É bronca, meu parceiro! O pior que vem vindo pirrá aí. E tu já sabe… fralda, toalhinha úmida, sabão de coco e toda essa fulerage aí.

Pra mim o básico tava bom. Mainha mesmo lavava era com sabonete normal e tava novo!

Mas mulé é foda! Digo a tu: case não que você toma no rego! Pelo menos a gente que é já fodido da vida só arranja dor de cabeça mesmo. Vá pelo cara, doido! Porque, assim, a gente quer curtir, tá ligado? Mas se a boyzinha tá ruim a gente fica ruim também. E liso é que fode mais ainda.

Eu queria, claro, uma casa com um cachorro e um quintal com um pé de acerola pra fazer suco. Mas casa… casa mesmo, a gente nunca teve. Eu pelo menos não. Nós morava num barraco ali na Linha do tiro. Perto de um córrego. Fei pacarai. E um fedor de mijo da porra! Meu pai era porteiro num prédio na Encruzilhada, um desses bem véi, só salário mínimo mesmo. E mainha, mainha tava arreada. Desde de que Doninha morreu ela só ficava lá no canto. Não chorava nem nada, mas parecia uma mongolóide sem se mexer.

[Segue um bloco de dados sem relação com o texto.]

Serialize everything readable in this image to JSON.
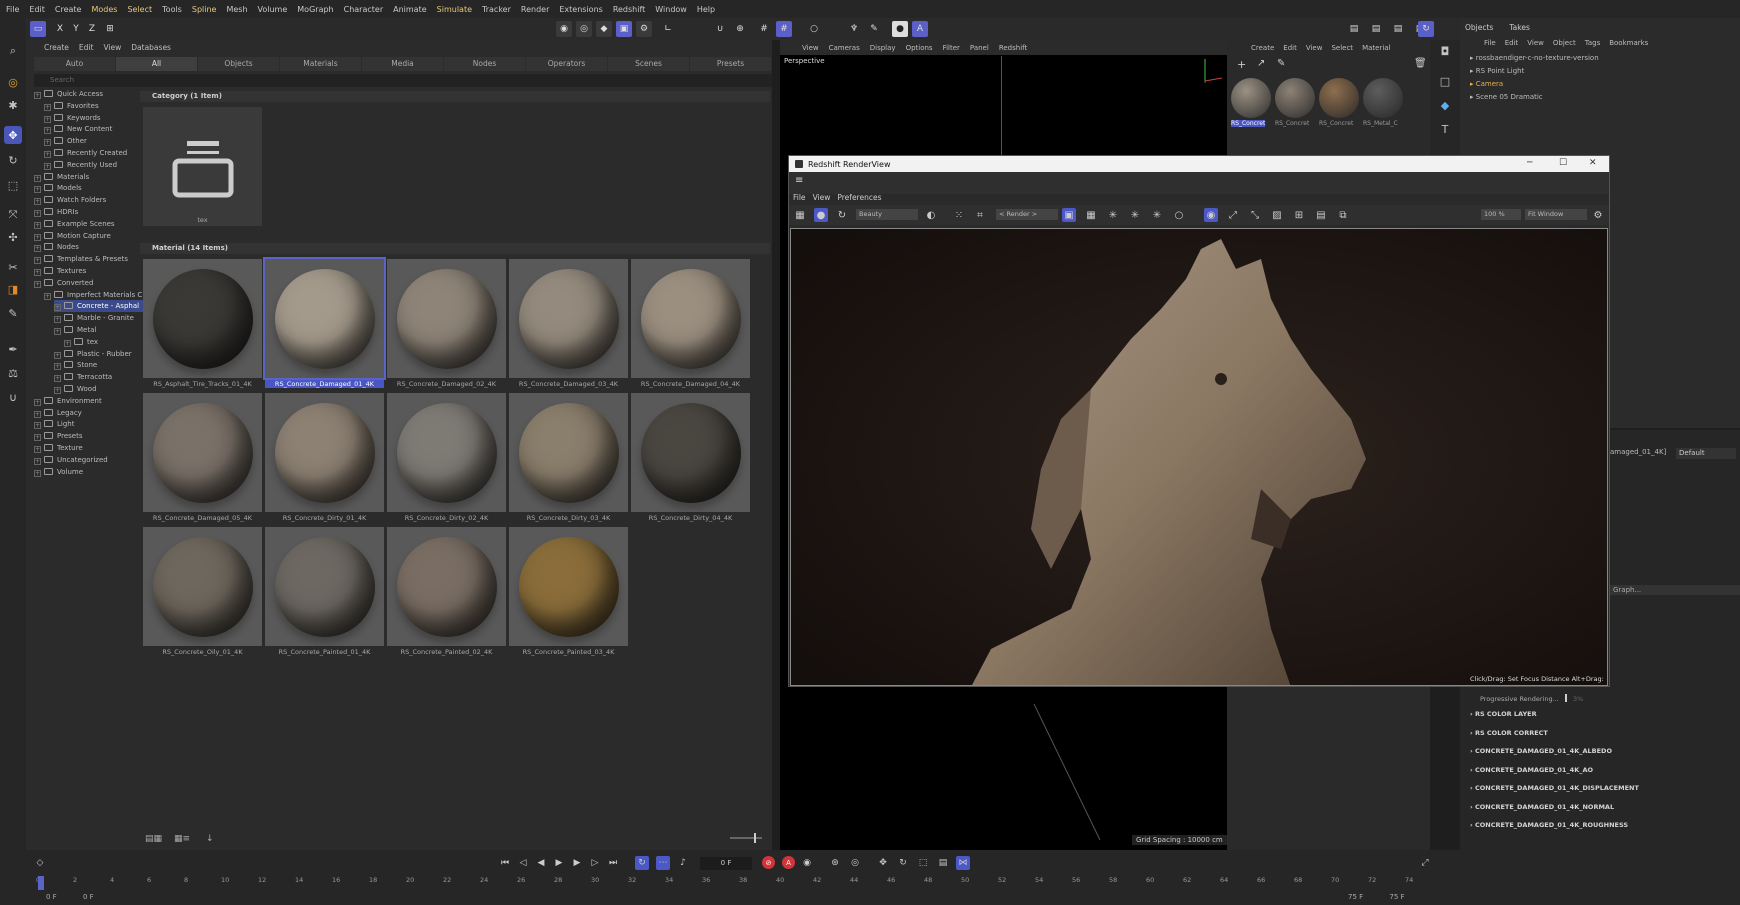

Aí, meu filho, alternativa pra gente era fazer as correrias também, tendesse? Vender fruta na feira, de cemitério mesmo. Vender água no semáforo ou ir pedir mesmo. Oxe, o cara vai morrer de fome é? Ó aqui!!! Mas bicho, o que baratina a mente da pessoa é que, porra, tu quer ter umas coisas, tá ligado? Porra, um brinquedo, uma bike pra descer a ladeira, comprar uma coxinha quando tá com fome, ir pra praia. Meu patrão, praia pra mim só depois de grande e digo a tu, sou mais tomar banho de bica! Mas o pirrá crescendo assim começa a sonhar umas coisas, pô! Aí vem comercial de tv, cartaz de loja… essa porra tudo aí e tu quer o quê? Aí um cara que nunca fez desgraça nenhuma na vida, Cocada, tá ligado, aparece com umas corrente, umas bermuda da Cyclone origem, com um tresoitão prateado, comendo mulé pacarai. Porra, a galera acha que isso é moral, bicho!

Por isso eu não julgo os caras que vão pra vida errada. Eu sei que é foda esse lance de matar… pô eu não sou Jesus. A não ser que seja um estuprador safado. Mas bicho, isso né rock não. O cara endoida… Deus me defenda! E ainda mais quando a pessoa perde alguém por coisa errada dos outros. Aí dá uma doida, mermão.

Com a gente foi assim. Sabe, a gente se virava, compartilhava as coisas e ia se ajeitando devagarzinho. A gente sabia que meio que não adiantava querer sonhar muito, tipo, terminar os estudos e olhe lá. No máximo uma casinha no financiamento da caixa… mas aí é mais 500. Mas a gente vivia, pô. Roubava fruta do pé. Empinava papagaio, jogava bola de gude. Era massa! Doninha mesmo tinha umas 5 garrafas de bola de gude que ela coleciova. A bicha se garantia demais. Uma força naquele dedo que parecia de homem.

Só que aí veio Cocada. O cara todo nas estigas, falando sem medo. Botando terror nos bandidos que iam lá na quebrada - como se ele não fosse, né? - pagando cerveja pra galera e aí um belo dia. Pronto. Viu Doninha. E aí meteu as pala nela e ela caiu. Porra, o cara já foi logo comprando umas sainhas de marca, colocou piercing, pagou tatuagem. Fora ajudar em casa, pô. De vez em quando Cocada fazia uma feira inteira e ainda tinha churrasco pô.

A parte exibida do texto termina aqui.